Auch in Fürth hatte sich der Jahn "nicht belohnt, sondern eher selbst bestraft", sagte Selimbegovic und berührte damit die zentrale Frage, die den Klub gerade umtreibt, kurz bevor die Saison auf die Zielgerade einbiegt: Was ist zu tun, wenn die Mannschaft - wie es in Fürth eine Stunde lang zu sehen war - nachweislich gut genug ist, um in der zweiten Liga zu bestehen, dann aber der Kopf ins Spiel kommt und die Beine auf einmal nicht mehr das machen, was sie machen sollen? "Aktuell", meinte Caliskaner am Freitagabend in den Katakomben des Fürther Stadions, "beflügelt uns das 1:0 nicht, sondern vermittelt uns unterbewusst eher das Risiko, es wieder verspielen zu können."

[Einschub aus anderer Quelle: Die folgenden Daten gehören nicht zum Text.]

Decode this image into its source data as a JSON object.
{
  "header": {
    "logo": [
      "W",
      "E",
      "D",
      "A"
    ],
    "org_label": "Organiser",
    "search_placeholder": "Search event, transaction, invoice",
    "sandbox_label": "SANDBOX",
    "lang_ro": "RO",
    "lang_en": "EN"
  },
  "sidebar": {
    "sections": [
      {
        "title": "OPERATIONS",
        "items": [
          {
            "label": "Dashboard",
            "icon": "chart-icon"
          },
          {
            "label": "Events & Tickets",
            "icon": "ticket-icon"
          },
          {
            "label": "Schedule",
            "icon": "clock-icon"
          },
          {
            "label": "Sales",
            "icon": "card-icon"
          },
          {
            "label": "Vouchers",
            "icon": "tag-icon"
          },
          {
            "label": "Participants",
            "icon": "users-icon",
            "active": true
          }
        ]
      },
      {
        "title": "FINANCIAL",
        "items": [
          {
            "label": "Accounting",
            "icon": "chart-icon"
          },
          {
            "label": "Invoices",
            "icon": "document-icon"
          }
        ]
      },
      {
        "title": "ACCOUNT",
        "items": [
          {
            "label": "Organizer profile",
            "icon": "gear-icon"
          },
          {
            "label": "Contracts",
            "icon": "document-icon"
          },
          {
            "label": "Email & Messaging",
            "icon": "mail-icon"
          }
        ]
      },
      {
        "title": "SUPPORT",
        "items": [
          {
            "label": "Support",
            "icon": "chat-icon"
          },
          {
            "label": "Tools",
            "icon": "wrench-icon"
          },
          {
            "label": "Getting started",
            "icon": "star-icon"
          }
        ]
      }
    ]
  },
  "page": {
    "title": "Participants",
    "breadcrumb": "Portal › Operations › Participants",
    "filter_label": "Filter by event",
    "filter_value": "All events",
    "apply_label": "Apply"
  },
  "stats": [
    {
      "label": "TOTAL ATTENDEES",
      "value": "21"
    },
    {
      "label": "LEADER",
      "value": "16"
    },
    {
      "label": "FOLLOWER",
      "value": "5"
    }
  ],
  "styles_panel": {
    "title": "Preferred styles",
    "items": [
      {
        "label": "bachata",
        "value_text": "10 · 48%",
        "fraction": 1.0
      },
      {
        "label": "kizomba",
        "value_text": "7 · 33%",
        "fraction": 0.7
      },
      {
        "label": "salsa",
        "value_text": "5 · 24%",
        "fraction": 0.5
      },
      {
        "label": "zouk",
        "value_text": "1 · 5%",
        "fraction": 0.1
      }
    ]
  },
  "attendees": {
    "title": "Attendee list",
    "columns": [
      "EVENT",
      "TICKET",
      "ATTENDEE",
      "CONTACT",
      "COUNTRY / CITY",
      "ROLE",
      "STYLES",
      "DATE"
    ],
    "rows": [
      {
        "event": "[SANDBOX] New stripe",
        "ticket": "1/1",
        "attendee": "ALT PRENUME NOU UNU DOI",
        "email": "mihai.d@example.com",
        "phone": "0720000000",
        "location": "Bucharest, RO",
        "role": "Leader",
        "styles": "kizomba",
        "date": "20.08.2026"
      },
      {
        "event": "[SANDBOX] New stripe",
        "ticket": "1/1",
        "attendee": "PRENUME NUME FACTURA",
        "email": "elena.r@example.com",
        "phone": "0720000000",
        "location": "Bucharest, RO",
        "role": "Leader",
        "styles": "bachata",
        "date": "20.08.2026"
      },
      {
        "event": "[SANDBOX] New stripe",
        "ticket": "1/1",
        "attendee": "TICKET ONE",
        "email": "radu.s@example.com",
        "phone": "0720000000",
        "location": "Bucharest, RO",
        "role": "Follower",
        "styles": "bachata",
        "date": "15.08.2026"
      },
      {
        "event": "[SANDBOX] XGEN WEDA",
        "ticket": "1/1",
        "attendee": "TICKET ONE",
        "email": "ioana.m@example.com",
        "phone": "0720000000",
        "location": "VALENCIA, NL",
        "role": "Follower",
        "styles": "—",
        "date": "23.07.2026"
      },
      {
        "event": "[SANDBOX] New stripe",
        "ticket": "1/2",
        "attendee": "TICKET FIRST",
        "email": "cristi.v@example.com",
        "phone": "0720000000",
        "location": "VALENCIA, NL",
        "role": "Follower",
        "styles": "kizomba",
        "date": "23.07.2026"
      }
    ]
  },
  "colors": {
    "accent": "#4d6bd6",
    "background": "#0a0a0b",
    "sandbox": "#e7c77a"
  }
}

Als er das sagte, war zu spüren, wie sehr es in ihm arbeitete. "Was will man denn mehr?", fragte Caliskaner und hatte eine gewisse Hilflosigkeit in seiner Stimme: "Vielleicht ist es ein psychologischer Effekt, dass du 1:0 vorne bist und merkst: Jetzt kann ich was verlieren. Ich weiß es aber ehrlich gesagt nicht, was da bei den Einzelnen durch den Kopf geht." Sechs Spiele sind es jetzt noch. Sechs Spiele, in denen der Jahn nicht nur wie ein guter Zweitligist spielen, sondern auch punkten muss, um nicht bald ein Drittligist zu sein. Dass die Regensburger das Zeug zur Rettung haben, dokumentierten die 90 Minuten von Fürth - doch nun müssen sie zeigen, dass sie auch die Nerven haben, auf die es im Abstiegskampf ankommt. "Wir wissen, dass es ums große Ganze geht", sagt Caliskaner und schickt dann mit einem gewissen Trotz hinterher: "In der Liga frisst keiner so viel Dreck wie wir, aber es ist noch nicht zu Ende. Wir sind nicht tot." Tatsächlich war der Auftritt in Fürth zum Sterben zu viel - das Resultat zum Leben allerdings zu wenig.